The Koch/D’Atre duo went on to ski to fourth and seventh places, respectively, in the finale of the week on Thursday, a distance, mass start, freestyle fixture. Both boys were named three-time All-Americans, having finished in the top ten of each event and accounted for all six of PVNT podiums. (D’Atre was sixth on Monday.) Other notes from the race for PVNT include Caroline Menna finishing in the top twenty all three race days and D’Atre being recognized as the PNSA’s nominee for the Dave Quinn award for the attendee who best exemplifies the sportsmanship ideals of cross-country skiing.

Of note is that PVNT alumnus and Leavenworth native Derek Richardson, skiing under the banner of his new college home in Alaska, also won, in his age group, a national championship in sprints.
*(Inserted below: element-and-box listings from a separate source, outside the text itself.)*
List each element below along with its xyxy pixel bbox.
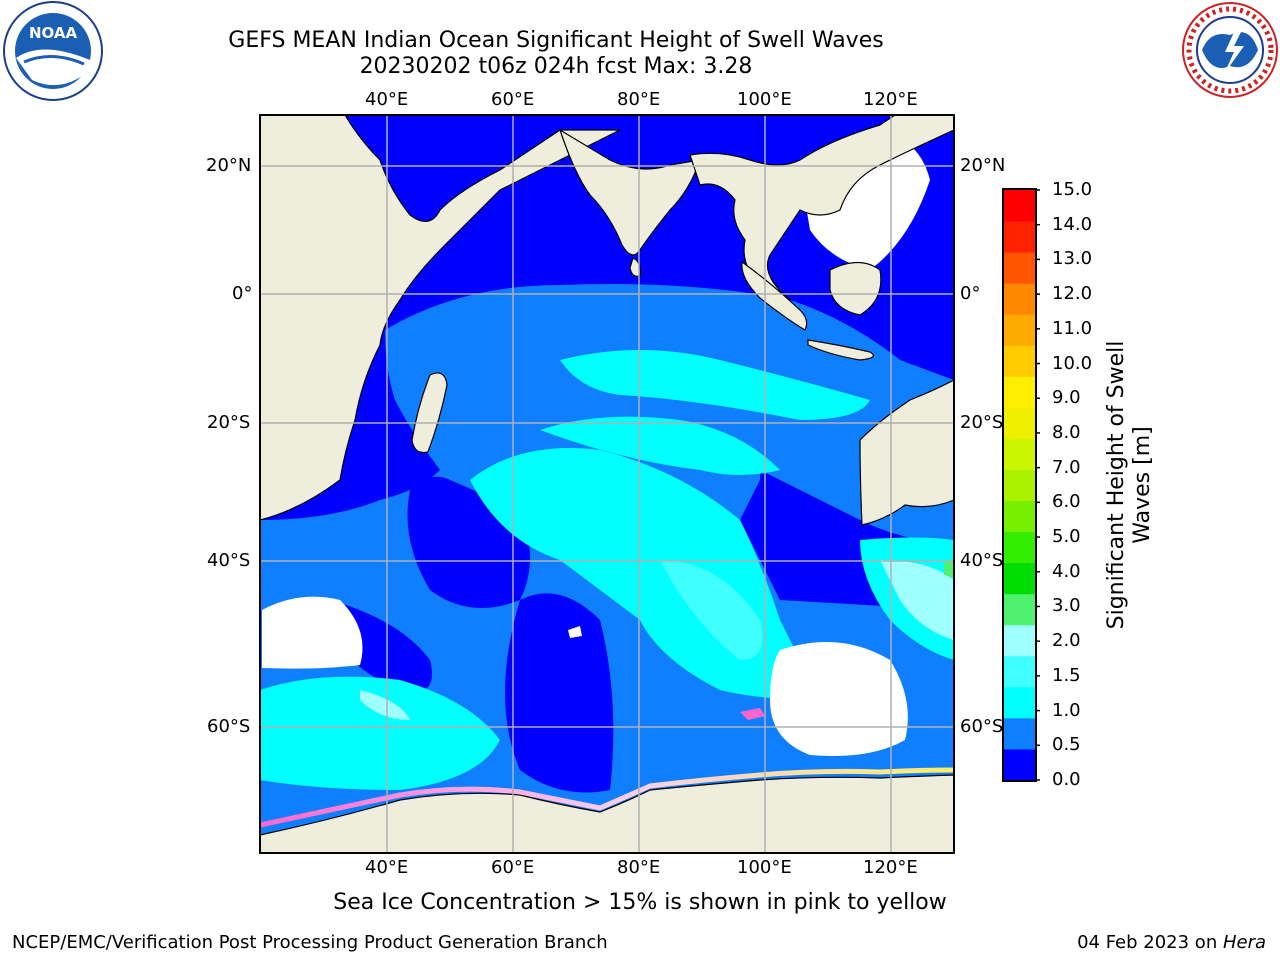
colorbar-tick-label: 10.0 — [1052, 352, 1093, 374]
lat-label-left: 40°S — [207, 550, 251, 571]
land-java — [807, 339, 874, 361]
map-title: GEFS MEAN Indian Ocean Significant Heigh… — [228, 28, 884, 53]
map-frame — [259, 114, 955, 854]
date-text: 04 Feb 2023 on Hera — [1077, 932, 1266, 953]
colorbar-swatch — [1004, 407, 1035, 439]
lat-label-right: 40°S — [960, 550, 1004, 571]
land-borneo — [829, 261, 882, 316]
lat-label-left: 20°S — [207, 412, 251, 433]
lon-label-bottom: 100°E — [737, 857, 792, 878]
gridlines — [260, 115, 954, 853]
swell-band-20 — [880, 560, 954, 640]
lon-label-bottom: 40°E — [365, 857, 409, 878]
colorbar-swatch — [1004, 438, 1035, 470]
map-subtitle: 20230202 t06z 024h fcst Max: 3.28 — [359, 54, 753, 79]
colorbar-tick-label: 5.0 — [1052, 526, 1081, 548]
colorbar-tick-label: 0.0 — [1052, 769, 1081, 790]
swell-low-pocket-b — [505, 593, 614, 793]
colorbar-tick-label: 14.0 — [1052, 213, 1093, 235]
colorbar-tick-label: 11.0 — [1052, 317, 1093, 339]
date-host: Hera — [1222, 932, 1266, 953]
colorbar-swatch — [1004, 283, 1035, 315]
colorbar-title-text: Significant Height of Swell Waves [m] — [1104, 340, 1155, 630]
swell-band-15 — [660, 560, 763, 660]
colorbar-swatch — [1004, 314, 1035, 346]
swell-band-10d — [260, 676, 500, 790]
colorbar-swatch — [1004, 748, 1035, 781]
lat-label-right: 60°S — [960, 716, 1004, 737]
land-australia — [859, 379, 954, 526]
land-indochina — [689, 115, 954, 304]
colorbar-swatch — [1004, 190, 1035, 222]
lon-label-bottom: 60°E — [491, 857, 535, 878]
colorbar-swatch — [1004, 500, 1035, 533]
sea-ice-patch — [740, 708, 765, 720]
lon-label-bottom: 80°E — [617, 857, 661, 878]
colorbar-swatch — [1004, 624, 1035, 657]
colorbar-tick-label: 4.0 — [1052, 560, 1081, 582]
colorbar-swatch — [1004, 655, 1035, 688]
land-antarctica — [260, 774, 954, 853]
land-india — [558, 128, 701, 256]
lat-label-right: 20°S — [960, 412, 1004, 433]
lat-label-left: 60°S — [207, 716, 251, 737]
swell-low-pocket-c — [760, 470, 860, 560]
colorbar-swatch — [1004, 562, 1035, 595]
land-sri-lanka — [629, 257, 641, 277]
colorbar-tick-label: 2.0 — [1052, 630, 1081, 652]
colorbar-tick-label: 15.0 — [1052, 179, 1093, 200]
colorbar — [1002, 188, 1040, 782]
colorbar-tick-label: 9.0 — [1052, 387, 1081, 409]
no-data-south-indian — [770, 642, 908, 756]
colorbar-tick-label: 1.0 — [1052, 699, 1081, 721]
nws-logo — [1182, 2, 1278, 98]
lat-label-left: 20°N — [206, 155, 252, 176]
colorbar-tick-label: 0.5 — [1052, 734, 1081, 756]
colorbar-tick-label: 6.0 — [1052, 491, 1081, 513]
colorbar-tick-label: 13.0 — [1052, 248, 1093, 270]
lon-label-top: 40°E — [365, 89, 409, 110]
lon-label-bottom: 120°E — [863, 857, 918, 878]
colorbar-swatch — [1004, 252, 1035, 284]
colorbar-swatch — [1004, 686, 1035, 719]
colorbar-swatch — [1004, 593, 1035, 626]
colorbar-tick-label: 1.5 — [1052, 664, 1081, 686]
lon-label-top: 100°E — [737, 89, 792, 110]
swell-band-30 — [944, 560, 954, 578]
no-data-kerguelen-island — [568, 626, 582, 638]
colorbar-swatch — [1004, 531, 1035, 564]
swell-band-10b — [540, 416, 780, 475]
sea-ice-edge — [260, 767, 954, 828]
colorbar-tick-label: 3.0 — [1052, 595, 1081, 617]
colorbar-swatch — [1004, 345, 1035, 377]
lon-label-top: 120°E — [863, 89, 918, 110]
land-sumatra — [741, 260, 808, 331]
land-africa-arabia — [260, 115, 621, 521]
credit-text: NCEP/EMC/Verification Post Processing Pr… — [12, 932, 608, 953]
svg-text:NOAA: NOAA — [29, 24, 78, 42]
colorbar-tick-label: 8.0 — [1052, 421, 1081, 443]
colorbar-tick-label: 12.0 — [1052, 283, 1093, 305]
land-madagascar — [411, 372, 448, 454]
lon-label-top: 80°E — [617, 89, 661, 110]
colorbar-swatch — [1004, 469, 1035, 502]
date-prefix: 04 Feb 2023 on — [1077, 932, 1223, 953]
colorbar-swatch — [1004, 717, 1035, 750]
sea-ice-note: Sea Ice Concentration > 15% is shown in … — [333, 890, 947, 915]
lon-label-top: 60°E — [491, 89, 535, 110]
lat-label-left: 0° — [232, 283, 253, 304]
colorbar-swatch — [1004, 221, 1035, 253]
colorbar-tick-label: 7.0 — [1052, 456, 1081, 478]
colorbar-swatch — [1004, 376, 1035, 408]
swell-band-20b — [360, 690, 410, 720]
noaa-logo: NOAA — [3, 1, 103, 101]
swell-band-10c — [560, 350, 870, 420]
lat-label-right: 0° — [960, 283, 981, 304]
no-data-kerguelen-west — [262, 596, 363, 669]
lat-label-right: 20°N — [960, 155, 1006, 176]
PVNT’s sprinting prowess, which requires explosive brawn in addition to adept skiing skills, is likely due to the expertise in technique and motivation of head coach Pierre Niess complimented by the team’s volunteer strength coach, Nate Koch, a physical therapist, athletic trainer, and father to Quinten.

With the pomp and circumstance of the 2023 Junior National opening ceremonies and parade, the intensity of race week, and circumspection of the closing ceremonies and banquet now in the rear-view mirror, PVNT athletes are in the midst of a few weeks off before training begins for next season, which will once again take them to venues throughout the Western United States and Canada before concluding with the 2024 Junior Nationals in Lake Placid, New York, home of the 1932 and 1980 Winter Olympic games.

Returning all eleven of its national skiers next year and capitalizing on the Junior National success of Koch and D’Atre this year, and in 2022, when Loewen and Menna (Caroline) were named All-Americans, PVNT hopes to elevate its national prominence even further in the coming years where any winter day its racers are not at competitions, you can find them swiftly gliding by on the Nordic trails of Plain and Leavenworth.